S’en est suivie une confusion assez grande de laquelle la marmotte gracieuse, autrement nommée autruche volante, s’est démarquée en disant qu’elle ne souhaitait pas se mêler de ce qui ne la regardait pas et qu’elle préférait se pencher sur des sujets d’importance tel, par exemple, les raisons ayant motivés les agents du fisc à se préoccuper de notre situation ce qui naturellement a attiré l’attention du Yéti anarchiste qui, sublimement et stoïquement s’est arrêté dans son martellement d’un pingouin et a ajouté en serbo-papou-portugais : « il est vrai que je serais le plus heureux des individus si quelqu’un pouvait effectivement éclairer ma lanterne et m’indiquer pourquoi des fonctionnaires haut-de-formés me suivent pour m’extraire des taxes, impôts et rétrocessions fumeuses ?»

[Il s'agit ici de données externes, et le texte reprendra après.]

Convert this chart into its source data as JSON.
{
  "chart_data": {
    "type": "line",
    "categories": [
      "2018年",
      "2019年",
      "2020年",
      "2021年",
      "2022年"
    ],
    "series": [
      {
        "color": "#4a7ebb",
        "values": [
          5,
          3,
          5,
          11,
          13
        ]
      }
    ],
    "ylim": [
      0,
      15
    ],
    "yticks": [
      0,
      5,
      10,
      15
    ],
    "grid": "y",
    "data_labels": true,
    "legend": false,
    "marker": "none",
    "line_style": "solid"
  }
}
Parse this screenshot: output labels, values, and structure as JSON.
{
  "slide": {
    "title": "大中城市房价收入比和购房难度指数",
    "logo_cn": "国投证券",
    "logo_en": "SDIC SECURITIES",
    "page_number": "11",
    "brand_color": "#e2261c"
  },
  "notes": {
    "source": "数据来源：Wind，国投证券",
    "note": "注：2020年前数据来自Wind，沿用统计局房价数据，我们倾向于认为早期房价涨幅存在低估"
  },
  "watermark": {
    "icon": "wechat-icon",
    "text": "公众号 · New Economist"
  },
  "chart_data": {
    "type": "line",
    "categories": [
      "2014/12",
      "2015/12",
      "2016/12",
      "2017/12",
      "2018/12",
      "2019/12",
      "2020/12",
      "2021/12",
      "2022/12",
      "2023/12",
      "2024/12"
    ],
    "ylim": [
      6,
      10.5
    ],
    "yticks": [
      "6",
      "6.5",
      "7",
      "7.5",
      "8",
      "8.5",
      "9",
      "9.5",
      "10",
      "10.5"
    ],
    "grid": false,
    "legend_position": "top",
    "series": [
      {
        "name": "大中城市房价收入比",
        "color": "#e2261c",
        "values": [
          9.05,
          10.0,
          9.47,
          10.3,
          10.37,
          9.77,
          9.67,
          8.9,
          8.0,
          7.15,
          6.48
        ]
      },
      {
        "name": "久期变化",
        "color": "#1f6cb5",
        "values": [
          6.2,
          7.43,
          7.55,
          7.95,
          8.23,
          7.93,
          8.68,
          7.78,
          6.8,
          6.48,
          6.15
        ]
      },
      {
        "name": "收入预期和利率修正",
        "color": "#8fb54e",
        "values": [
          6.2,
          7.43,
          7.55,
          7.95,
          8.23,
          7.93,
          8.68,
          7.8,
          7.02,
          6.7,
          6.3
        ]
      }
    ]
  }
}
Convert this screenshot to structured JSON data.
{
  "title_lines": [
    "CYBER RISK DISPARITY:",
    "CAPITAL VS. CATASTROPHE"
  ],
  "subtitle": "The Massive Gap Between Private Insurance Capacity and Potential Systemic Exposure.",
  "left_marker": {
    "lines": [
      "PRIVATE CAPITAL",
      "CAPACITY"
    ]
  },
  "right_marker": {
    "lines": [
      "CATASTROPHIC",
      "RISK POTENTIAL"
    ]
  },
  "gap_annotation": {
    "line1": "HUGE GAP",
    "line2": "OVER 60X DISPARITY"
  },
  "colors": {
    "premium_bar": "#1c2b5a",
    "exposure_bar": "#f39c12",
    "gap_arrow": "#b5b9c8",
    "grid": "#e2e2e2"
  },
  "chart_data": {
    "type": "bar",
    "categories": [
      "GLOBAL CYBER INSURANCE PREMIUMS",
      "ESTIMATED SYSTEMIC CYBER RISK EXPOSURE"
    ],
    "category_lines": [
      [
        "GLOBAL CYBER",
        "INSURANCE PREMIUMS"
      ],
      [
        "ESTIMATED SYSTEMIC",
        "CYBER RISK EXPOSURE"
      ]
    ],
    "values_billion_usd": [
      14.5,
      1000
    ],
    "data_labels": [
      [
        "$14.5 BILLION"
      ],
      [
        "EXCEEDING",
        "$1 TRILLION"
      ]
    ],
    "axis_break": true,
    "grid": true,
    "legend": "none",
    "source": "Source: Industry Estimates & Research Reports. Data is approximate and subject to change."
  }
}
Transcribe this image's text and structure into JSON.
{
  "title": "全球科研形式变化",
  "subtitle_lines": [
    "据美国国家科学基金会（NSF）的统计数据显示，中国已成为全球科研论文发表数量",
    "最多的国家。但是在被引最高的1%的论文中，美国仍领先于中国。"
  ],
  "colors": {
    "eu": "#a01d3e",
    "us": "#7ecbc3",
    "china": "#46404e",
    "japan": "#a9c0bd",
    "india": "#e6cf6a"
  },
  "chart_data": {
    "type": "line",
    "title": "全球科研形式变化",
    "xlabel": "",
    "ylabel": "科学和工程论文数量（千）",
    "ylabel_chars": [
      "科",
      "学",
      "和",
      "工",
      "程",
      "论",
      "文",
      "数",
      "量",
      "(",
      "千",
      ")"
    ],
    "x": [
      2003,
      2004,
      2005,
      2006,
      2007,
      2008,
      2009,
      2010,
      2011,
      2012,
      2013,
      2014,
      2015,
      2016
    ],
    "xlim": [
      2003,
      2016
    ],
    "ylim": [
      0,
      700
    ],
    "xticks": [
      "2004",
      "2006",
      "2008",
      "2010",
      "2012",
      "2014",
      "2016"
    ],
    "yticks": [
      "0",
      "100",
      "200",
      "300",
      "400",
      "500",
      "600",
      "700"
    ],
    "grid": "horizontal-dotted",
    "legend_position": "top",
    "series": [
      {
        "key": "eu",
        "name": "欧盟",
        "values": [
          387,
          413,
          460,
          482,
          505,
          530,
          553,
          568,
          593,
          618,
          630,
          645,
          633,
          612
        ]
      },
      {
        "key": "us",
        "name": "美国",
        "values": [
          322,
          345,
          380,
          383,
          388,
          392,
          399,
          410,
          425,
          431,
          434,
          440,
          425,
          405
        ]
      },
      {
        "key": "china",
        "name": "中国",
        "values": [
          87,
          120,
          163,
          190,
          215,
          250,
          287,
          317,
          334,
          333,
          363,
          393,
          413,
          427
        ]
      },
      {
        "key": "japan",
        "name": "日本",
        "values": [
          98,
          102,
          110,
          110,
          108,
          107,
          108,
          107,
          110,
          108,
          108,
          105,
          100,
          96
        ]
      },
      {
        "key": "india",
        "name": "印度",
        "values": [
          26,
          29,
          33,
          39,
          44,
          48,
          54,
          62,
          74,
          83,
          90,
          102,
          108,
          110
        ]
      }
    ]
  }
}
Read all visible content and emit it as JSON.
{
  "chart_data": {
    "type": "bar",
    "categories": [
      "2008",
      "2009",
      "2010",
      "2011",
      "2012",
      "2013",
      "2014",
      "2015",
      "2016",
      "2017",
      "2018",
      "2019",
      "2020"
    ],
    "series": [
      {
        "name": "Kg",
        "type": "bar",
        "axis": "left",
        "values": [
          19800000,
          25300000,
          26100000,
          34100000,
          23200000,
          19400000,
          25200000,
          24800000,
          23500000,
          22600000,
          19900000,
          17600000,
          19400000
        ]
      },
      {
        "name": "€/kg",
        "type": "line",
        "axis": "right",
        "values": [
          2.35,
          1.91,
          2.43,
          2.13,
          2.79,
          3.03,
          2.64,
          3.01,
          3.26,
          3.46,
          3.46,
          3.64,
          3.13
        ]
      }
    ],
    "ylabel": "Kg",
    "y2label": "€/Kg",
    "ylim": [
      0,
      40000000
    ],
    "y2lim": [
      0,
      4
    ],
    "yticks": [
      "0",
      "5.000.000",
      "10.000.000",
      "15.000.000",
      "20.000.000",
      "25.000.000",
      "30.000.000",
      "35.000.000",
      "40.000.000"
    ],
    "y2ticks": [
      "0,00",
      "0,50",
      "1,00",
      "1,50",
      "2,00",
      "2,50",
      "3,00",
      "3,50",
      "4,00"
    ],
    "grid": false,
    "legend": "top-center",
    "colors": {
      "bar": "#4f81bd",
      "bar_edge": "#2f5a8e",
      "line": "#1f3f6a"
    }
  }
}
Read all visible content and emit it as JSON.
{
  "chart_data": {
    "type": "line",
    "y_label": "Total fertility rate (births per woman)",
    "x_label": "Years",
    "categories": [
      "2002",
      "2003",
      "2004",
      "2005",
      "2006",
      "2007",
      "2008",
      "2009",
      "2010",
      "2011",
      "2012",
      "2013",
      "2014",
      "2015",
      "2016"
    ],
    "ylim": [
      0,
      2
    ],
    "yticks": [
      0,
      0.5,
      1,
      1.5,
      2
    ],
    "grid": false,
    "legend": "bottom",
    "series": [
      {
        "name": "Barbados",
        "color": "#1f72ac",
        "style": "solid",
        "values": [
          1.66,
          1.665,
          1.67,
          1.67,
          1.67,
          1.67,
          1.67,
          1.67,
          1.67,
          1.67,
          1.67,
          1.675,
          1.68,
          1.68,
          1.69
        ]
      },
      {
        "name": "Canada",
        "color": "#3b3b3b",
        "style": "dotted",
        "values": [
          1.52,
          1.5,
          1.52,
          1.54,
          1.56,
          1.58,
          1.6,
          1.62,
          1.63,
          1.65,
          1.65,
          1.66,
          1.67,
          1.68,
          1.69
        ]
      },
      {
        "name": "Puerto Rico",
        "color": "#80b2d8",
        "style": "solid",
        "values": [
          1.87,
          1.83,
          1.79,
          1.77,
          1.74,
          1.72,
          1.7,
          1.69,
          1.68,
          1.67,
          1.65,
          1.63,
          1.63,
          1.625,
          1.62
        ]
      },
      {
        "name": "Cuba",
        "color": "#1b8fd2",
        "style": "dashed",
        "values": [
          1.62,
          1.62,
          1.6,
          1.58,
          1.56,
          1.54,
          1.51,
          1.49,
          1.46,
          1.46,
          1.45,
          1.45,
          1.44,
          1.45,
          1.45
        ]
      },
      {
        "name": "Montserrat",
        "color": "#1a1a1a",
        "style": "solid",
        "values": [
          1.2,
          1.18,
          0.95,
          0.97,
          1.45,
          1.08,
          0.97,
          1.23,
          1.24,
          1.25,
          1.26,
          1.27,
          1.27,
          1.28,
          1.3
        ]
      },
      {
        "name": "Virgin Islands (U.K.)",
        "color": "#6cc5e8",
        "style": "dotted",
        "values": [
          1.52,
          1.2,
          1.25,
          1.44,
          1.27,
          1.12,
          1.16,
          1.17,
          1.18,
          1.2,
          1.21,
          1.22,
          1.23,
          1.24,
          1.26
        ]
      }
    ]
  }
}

L’extincteur qui fumait dans son coin, chose assez rare pour être notée, lui a alors expliqué que la fiscalité était un mal nécessaire, qu’elle permettait de financer l’ensemble des dépenses publiques, les services nombreux que l’état fournissait à sa population bienheureuse dans des domaines aussi salutaires que la santé, l’éducation, la solidarité ou la défense passive et active contre les ennemis tous ligués contre nous, que les pauvres et les hyper-riches en étaient exclus et que ces derniers se rattrapaient amèrement d’une telle discrimination en remettant face aux caméras émues du monde entier une modeste contribution aux démunis ou autres causes diverses tout en pleurant et larmoyant face à tant de générosité.
Le Yéti anarchiste ayant proclamé face aux caméras bienveillantes son intention de rejoindre la fraction minuscule mais conséquente des hyper-riches philanthropes les agents du fisc bienfaiteurs avaient probablement vérifié ses dires et ayant constaté qu’ils ne disposaient pas du minimum garanti dans des comptes vierges aux îles du même nom en avaient tiré toutes les conséquences et le cherchaient pour le remettre à sa bonne et due place. Il a conclu bizarrement « quand même faut pas charrier, chacun à sa place, tout est immuable, le ciel est bleu cristallin, nous sommes fumeux, l’ordre social doit être respecté ».
Le Yéti m’a regardé et ne comprenant pas plus après qu’avant a continué son martellement pingouinesque et je suis parti avec Maria à la recherche d’un téléphérique. Ceci n’est pas forcément pour me déplaire dans la mesure où la contemplation de ses yeux me plonge dans un océan de béatitude et me promener main dans la main dans les rues de Copenhague est un ravissement à nul autre pareil.
Le problème cependant demeure. Où sont ces satanés téléphériques reliant Copenhague à Bangkok?